Le discours de ¨Pascal Nakache, représentant la Ligue des droits de l’homme, a fait retentir avec force et conviction des mots justes, percutants et essentiels autour d’une seule notion, capitale hier comme aujourd’hui: le courage.
La cérémonie en vidéo:
Intervention d’Alain Verdier : https://youtu.be/gB2ko_dMgMs
Intervention du collège de Lézat: https://youtu.be/xz8sY_PA-3M
Intervention de Pascal Nakache: https://youtu.be/C-FPC9aKdeE
Reportage de France 3: https://youtu.be/FmfGSSsc158
Chanson écrite par les élèves du Collège François Verdier de Lézat-sur-Lèze
Mes chers enfants,
Mes bien-aimés,
Ma belle ciao, ma belle ciao,
Ma belle ciao ciao ciao
Mes chers enfants,Mes bien-aimés,
Je ne vous reverrai jamais.
J’ai longtemps lutté
Pour la liberté
Ma belle ciao, ma belle ciao,
Ma belle ciao ciao ciao
J’ai longtemps lutté
Pour la liberté
Pour la justice et la fraternité
Mon identité
Je leur avais cachée
Ma belle ciao, ma belle ciao,
Ma belle ciao ciao ciao
Mon identité
Je leur avais cachée
La résistance j’ai organisée
Un jour ils sont entrés
Dans notre foyer
Ma belle ciao, ma belle ciao,
Ma belle ciao ciao ciao
Un jour ils sont entrés
Dans notre foyer
Et c’est là qu’ils m’ont arrêté
Ils m’ont torturé
Ils m’ont assassiné
Ma belle ciao, ma belle ciao,
Ma belle ciao ciao ciao
Ils m’ont torturé
Ils m’ont assassiné
Car je refusais de parler
Ils m’ont traîné
Dans cette forêt
Ma belle ciao, ma belle ciao,
Ma belle ciao ciao ciao
Ils m’ont traîné
Dans cette forêt
Mon image ils ont dégradée
Ils ont tenté
De m’effacer
Ma belle ciao, ma belle ciao,
Ma belle ciao ciao ciao
Ils ont tenté
De m’effacer
De mon visage ils m’ont privé
Histoire remémorée
Visage restitué
Ma belle ciao, ma belle ciao,
Ma belle ciao ciao ciao
Histoire remémorée
Visage restitué
Dans vos mémoires vous me garderez
Courage
Discours de Pascal Nakache, Président d’honneur de la Ligue des Droits de l’Homme
A Forain François Verdier
Dimanche 28 janvier 2018, Forêt de Bouconne
Les feuilles craquent-elles sous ses pas, dans le froid matin de janvier ? Marche-t-il encore, ou bien est-il porté ? Entend-il encore quelque chose des feuilles brisées ou du pas lourd des bottes ? Peut-il encore parler ? Peut-il encore murmurer ou hurler : « Je vais tout vous dire ! », et, face au néant qui s’avance, tremblant de tout son corps, lâcher des noms et en envoyer d’autres à la mort ?

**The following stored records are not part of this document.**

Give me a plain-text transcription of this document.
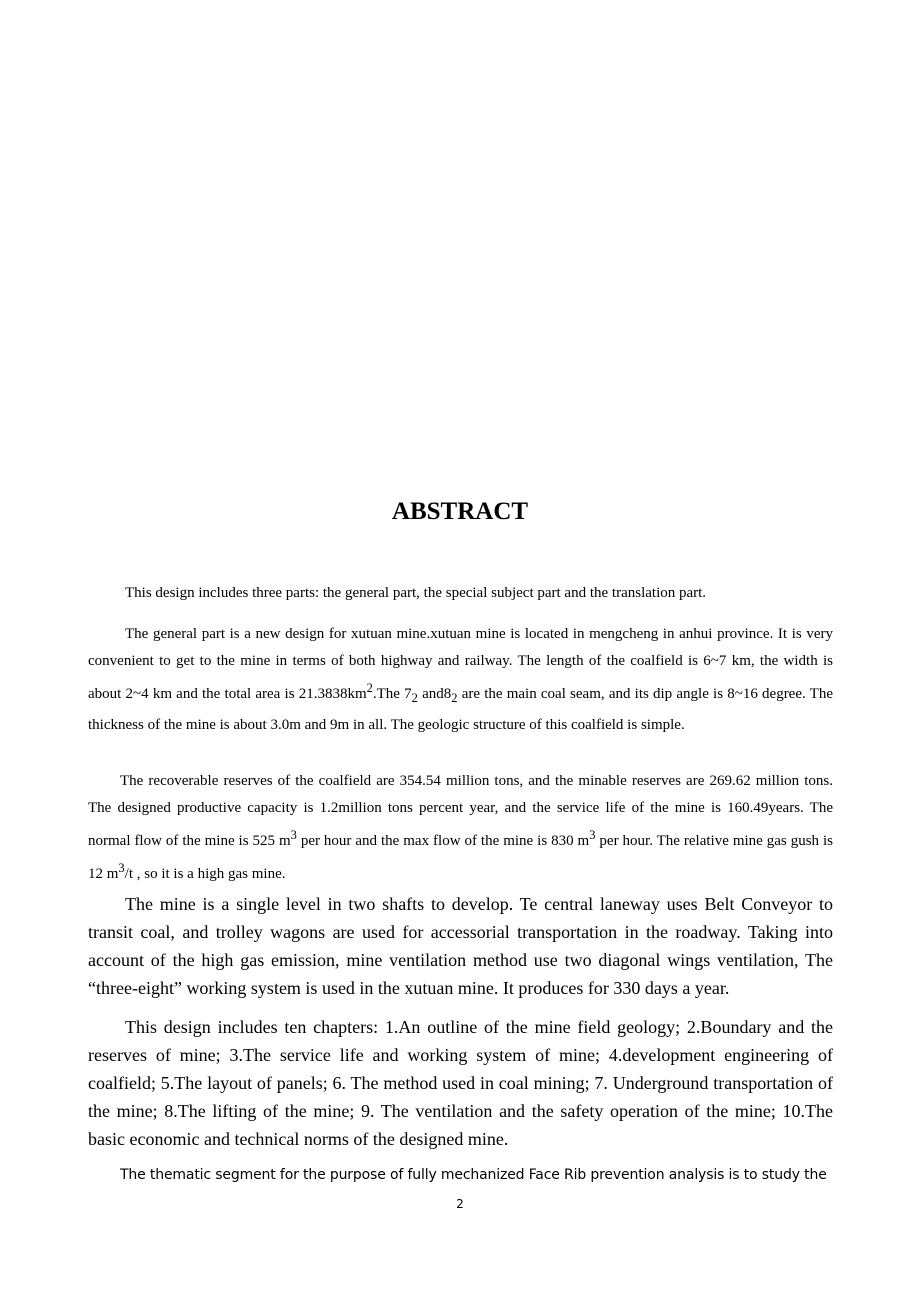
ABSTRACT

This design includes three parts: the general part, the special subject part and the translation part.

The general part is a new design for xutuan mine.xutuan mine is located in mengcheng in anhui province. It is very convenient to get to the mine in terms of both highway and railway. The length of the coalfield is 6~7 km, the width is about 2~4 km and the total area is $21.3838km^2.The$ $7_2$ $and8_2$ are the main coal seam, and its dip angle is 8~16 degree. The thickness of the mine is about 3.0m and 9m in all. The geologic structure of this coalfield is simple.

The recoverable reserves of the coalfield are 354.54 million tons, and the minable reserves are 269.62 million tons. The designed productive capacity is 1.2million tons percent year, and the service life of the mine is 160.49years. The normal flow of the mine is 525 $m^3$ per hour and the max flow of the mine is 830 $m^3$ per hour. The relative mine gas gush is 12 $m^3/t$ , so it is a high gas mine.

The mine is a single level in two shafts to develop. Te central laneway uses Belt Conveyor to transit coal, and trolley wagons are used for accessorial transportation in the roadway. Taking into account of the high gas emission, mine ventilation method use two diagonal wings ventilation, The “three-eight” working system is used in the xutuan mine. It produces for 330 days a year.

This design includes ten chapters: 1.An outline of the mine field geology; 2.Boundary and the reserves of mine; 3.The service life and working system of mine; 4.development engineering of coalfield; 5.The layout of panels; 6. The method used in coal mining; 7. Underground transportation of the mine; 8.The lifting of the mine; 9. The ventilation and the safety operation of the mine; 10.The basic economic and technical norms of the designed mine.

The thematic segment for the purpose of fully mechanized Face Rib prevention analysis is to study the

2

De Forain et de l’armée des ombres, au milieu de mille enseignements, il en est un qui émerge comme un phare : le courage. Il n’est pas le seul, mais son feu semble ne jamais s’estomper.
Lequel, parmi nous, ne s’est jamais posé cette question : qu’aurais-je fait ? S’ils étaient venus me cueillir, un sale matin, avec leurs sales gueules, s’ils m’avaient donné des ordres secs, s’ils m’avaient poussé jusqu’à leur berline à la pointe glacée de leurs armes, s’ils m’avaient jeté au fond d’une geôle putride, s’ils étaient venus m’y chercher, froids comme la mort, s’ils m’avaient attaché, ligoté, torturé jusqu’à la moelle, qu’aurais-je fait, que ferais-je ? Ces questions, nous le savons, n’appellent qu’une seule réponse : je l’ignore. Je ne peux le savoir. Je ne le saurai jamais. Et j’espère bien ne jamais le savoir. Parce que je ne pourrais le savoir que le jour où ils viendraient vraiment me cueillir.

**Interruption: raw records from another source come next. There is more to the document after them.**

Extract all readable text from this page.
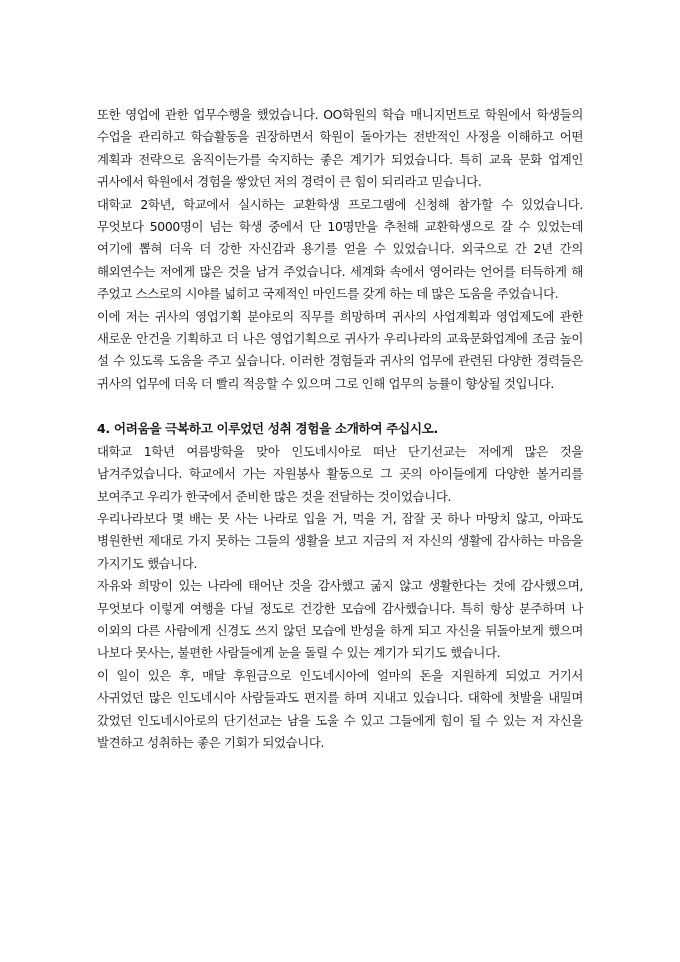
또한 영업에 관한 업무수행을 했었습니다. OO학원의 학습 매니지먼트로 학원에서 학생들의 수업을 관리하고 학습활동을 권장하면서 학원이 돌아가는 전반적인 사정을 이해하고 어떤 계획과 전략으로 움직이는가를 숙지하는 좋은 계기가 되었습니다. 특히 교육 문화 업계인 귀사에서 학원에서 경험을 쌓았던 저의 경력이 큰 힘이 되리라고 믿습니다.

대학교 2학년, 학교에서 실시하는 교환학생 프로그램에 신청해 참가할 수 있었습니다. 무엇보다 5000명이 넘는 학생 중에서 단 10명만을 추천해 교환학생으로 갈 수 있었는데 여기에 뽑혀 더욱 더 강한 자신감과 용기를 얻을 수 있었습니다. 외국으로 간 2년 간의 해외연수는 저에게 많은 것을 남겨 주었습니다. 세계화 속에서 영어라는 언어를 터득하게 해 주었고 스스로의 시야를 넓히고 국제적인 마인드를 갖게 하는 데 많은 도움을 주었습니다.

이에 저는 귀사의 영업기획 분야로의 직무를 희망하며 귀사의 사업계획과 영업제도에 관한 새로운 안건을 기획하고 더 나은 영업기획으로 귀사가 우리나라의 교육문화업계에 조금 높이 설 수 있도록 도움을 주고 싶습니다. 이러한 경험들과 귀사의 업무에 관련된 다양한 경력들은 귀사의 업무에 더욱 더 빨리 적응할 수 있으며 그로 인해 업무의 능률이 향상될 것입니다.

4. 어려움을 극복하고 이루었던 성취 경험을 소개하여 주십시오.

대학교 1학년 여름방학을 맞아 인도네시아로 떠난 단기선교는 저에게 많은 것을 남겨주었습니다. 학교에서 가는 자원봉사 활동으로 그 곳의 아이들에게 다양한 볼거리를 보여주고 우리가 한국에서 준비한 많은 것을 전달하는 것이었습니다.

우리나라보다 몇 배는 못 사는 나라로 입을 거, 먹을 거, 잠잘 곳 하나 마땅치 않고, 아파도 병원한번 제대로 가지 못하는 그들의 생활을 보고 지금의 저 자신의 생활에 감사하는 마음을 가지기도 했습니다.

자유와 희망이 있는 나라에 태어난 것을 감사했고 굶지 않고 생활한다는 것에 감사했으며, 무엇보다 이렇게 여행을 다닐 정도로 건강한 모습에 감사했습니다. 특히 항상 분주하며 나 이외의 다른 사람에게 신경도 쓰지 않던 모습에 반성을 하게 되고 자신을 뒤돌아보게 했으며 나보다 못사는, 불편한 사람들에게 눈을 돌릴 수 있는 계기가 되기도 했습니다.

이 일이 있은 후, 매달 후원금으로 인도네시아에 얼마의 돈을 지원하게 되었고 거기서 사귀었던 많은 인도네시아 사람들과도 편지를 하며 지내고 있습니다. 대학에 첫발을 내밀며 갔었던 인도네시아로의 단기선교는 남을 도울 수 있고 그들에게 힘이 될 수 있는 저 자신을 발견하고 성취하는 좋은 기회가 되었습니다.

Mais, puisque nous devons à Forain et à ses sœurs et ses frères en courage d’être là, puisque nous leur devons d’être libres, tentons un instant de nous arrêter et, s’il est impossible de savoir ce que nous ferions, tentons de dire au moins ce que nous voudrions avoir la force de faire, si jamais, par malheur…
Tous ceux qui viennent en forêt de Bouconne, par ces dimanches de janvier, savent ce qu’ils voudraient pouvoir faire. Ils voudraient faire comme ces héros, comme on les appelle, tant reste béante notre incompréhension, quand eux, lorsqu’ils peuvent parler, ne cessent de dire qu’ils ne sont pas des héros, qu’ils ne sont que des hommes ordinaires, qu’ils n’ont fait que leur devoir, qu’ils ne sont pas posé de question, bien souvent.
Et puisque nous voudrions avoir leur force et leur courage, arrêtons-nous un instant sur cet objet étrange, le courage, dont Aristote disait qu’il est la première des qualités humaines, car elle garantit toutes les autres. Scrutons, l’espace d’un moment, cet objet mystérieux qui nous laisse désemparés.
Le courage des derniers instants est incompréhensible, inaccessible, inconcevable. Comment peut-on, dans les pires souffrances, lorsque l’on n’est plus qu’une plaie à vif, lorsque se pointe le canon des armes, lorsque l’on sent le souffle glacé de la mort, demeurer guidé par le sens de l’honneur, la fidélité, l’humanité ? Bienheureux ceux qui n’auront jamais la réponse à ces questions, et qui pourront se contenter d’y songer quelques dimanches de janvier, en forêt de Bouconne. Mais cet étincelant courage des derniers instants, dont le feu nous aveugle encore 74 ans plus tard, ne surgit pas du néant. Il ne naît pas dans les geôles, sous la torture. Sa naissance précède ces moments. Le courage a une vie. Cette vie du courage a seulement cela d’étrange qu’elle semble ne finir jamais, et qu’au moment même où l’homme meurt, le courage, lui, est à l’apogée de sa vie, il brille de mille feux qui plus jamais ne s’éteindront.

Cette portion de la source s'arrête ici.